Start-ups seem to be dominating the world of business. Some of the richest global corporations – Apple, Amazon, Alphabet (Google), Microsoft and Facebook – were start-ups not so long ago. Volumes have been written about them and their founders; their successes have been celebrated and growth strategies deciphered. Those inspiring stories have given rise to the big start-up dream chased by every entrepreneur worth her salt. In India, too, new-age companies are out there, solving pain points and coming up with radical products. A handful of them have grown substantially, but many of them have folded up. Nevertheless, these success stories have fuelled a start-up boom in the country, which has been patronised not only by local and global investors but also by governments. “The Start-Up India; Stand-Up India” campaign initiated by the Narendra Modi government is one of the best examples.
Against this backdrop, Master Growth Hacking, penned by veteran digital marketers Apurva Chamaria and Gaurav Kakkar, could be a valuable guidebook for all who want to join the start-up bandwagon or wish to know more about the ecosystem. The book features a potent cocktail of start-up case studies, founders’ tips and insight into technicalities that explain how to ‘growth hack’ or grow quickly using a combination of tools and tactics – from product strategy to data analytics to successful marketing, resulting in quick customer acquisition and long-term retention. The writers have further provided a blueprint for building a growth-hacking team that organisations require across growth stages.

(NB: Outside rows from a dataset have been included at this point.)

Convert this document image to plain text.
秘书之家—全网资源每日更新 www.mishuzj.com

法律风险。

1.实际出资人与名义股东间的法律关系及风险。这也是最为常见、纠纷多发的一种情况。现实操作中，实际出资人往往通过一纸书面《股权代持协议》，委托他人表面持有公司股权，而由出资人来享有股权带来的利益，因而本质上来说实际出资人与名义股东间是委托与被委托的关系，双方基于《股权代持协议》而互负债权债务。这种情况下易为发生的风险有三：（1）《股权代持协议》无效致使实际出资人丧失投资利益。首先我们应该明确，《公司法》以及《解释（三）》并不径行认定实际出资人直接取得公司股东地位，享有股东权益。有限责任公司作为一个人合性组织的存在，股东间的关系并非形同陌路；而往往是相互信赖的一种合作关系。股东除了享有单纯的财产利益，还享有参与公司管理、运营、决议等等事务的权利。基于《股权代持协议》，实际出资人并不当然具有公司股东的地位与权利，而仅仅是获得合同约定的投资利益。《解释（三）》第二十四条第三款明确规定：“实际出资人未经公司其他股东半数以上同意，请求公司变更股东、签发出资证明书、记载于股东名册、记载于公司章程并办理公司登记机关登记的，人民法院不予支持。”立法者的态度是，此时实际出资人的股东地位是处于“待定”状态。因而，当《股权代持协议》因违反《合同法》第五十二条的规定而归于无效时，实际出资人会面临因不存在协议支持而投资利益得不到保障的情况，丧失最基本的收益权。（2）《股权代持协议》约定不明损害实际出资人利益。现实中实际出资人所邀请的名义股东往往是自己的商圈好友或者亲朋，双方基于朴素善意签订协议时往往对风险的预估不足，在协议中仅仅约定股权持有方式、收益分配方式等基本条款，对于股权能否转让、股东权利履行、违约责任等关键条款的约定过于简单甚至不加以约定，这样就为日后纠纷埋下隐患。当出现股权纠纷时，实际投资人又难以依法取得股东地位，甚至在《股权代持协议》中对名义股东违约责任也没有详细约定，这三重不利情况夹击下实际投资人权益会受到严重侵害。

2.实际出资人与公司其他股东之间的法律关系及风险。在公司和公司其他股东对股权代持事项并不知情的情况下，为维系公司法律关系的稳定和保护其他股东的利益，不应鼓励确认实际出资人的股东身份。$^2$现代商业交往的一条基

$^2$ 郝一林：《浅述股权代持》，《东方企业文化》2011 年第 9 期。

All these may help resolve a key point of contention, that of growth versus sustainability. While rapid growth is essential in a fast-and-fierce digital environment, a company should not be burning a huge amount of cash to fuel that growth. There is another way of doing it, via growth hacking. “Growth hacking is about a mindset – small yet significant and often counterintuitive interventions that are part of an organisation’s lifeblood,” says Info Edge Co-founder Sanjeev Bikhchandani in his foreword. And all nine chapters of the book live up to it as each contains a company case study, founder’s interview and lucid description of a specific component of growth hacking. Founders of leading start-ups, including Zomato, IndiaMART, ShopClues, UrbanClap, Paisabazaar, Furlenco, FusionCharts, WittyFeed and UpGrad, have explained how they pushed strategic measures during the growth phase.
A lot depends on marketing, though. Somewhere in the middle, while discussing the growth hacking process and tactics, the authors refer to a Microsoft study that says the attention span of human beings (at eight seconds) is less than that of a goldfish (nine seconds). “If marketers do not capture attention during those eight seconds, the visitor will start looking for the information she wants on some other website,” the study says. The solution, typical to online marketing, lies in tactics such as using SEO and SEM for enhanced visibility, using content to build trust, interaction on social platforms and creating a strong call to action. Also, there is some advice to optimise the use of print advertisements for maximum impact. Pallav Nadhani, Co-founder and CEO of FusionCharts, talks about the problems the team faced with print ads and why the company still wanted it as part of its growth-hacking strategy.
The book provides excellent, practical tips that helped India’s start-up poster boys to expand their reach and build a customer base exponentially. But here you find no secret formula to make a start-up profitable. On the other hand, Vijay Singhal, Co-founder and CEO of WittyFeed, has made a succinct observation in the book that will hold true: Always keep the marketing goals linked to your sales objectives, and the day you feel a growth hacking strategy might affect your sales figures, put a lid on it. Money matters!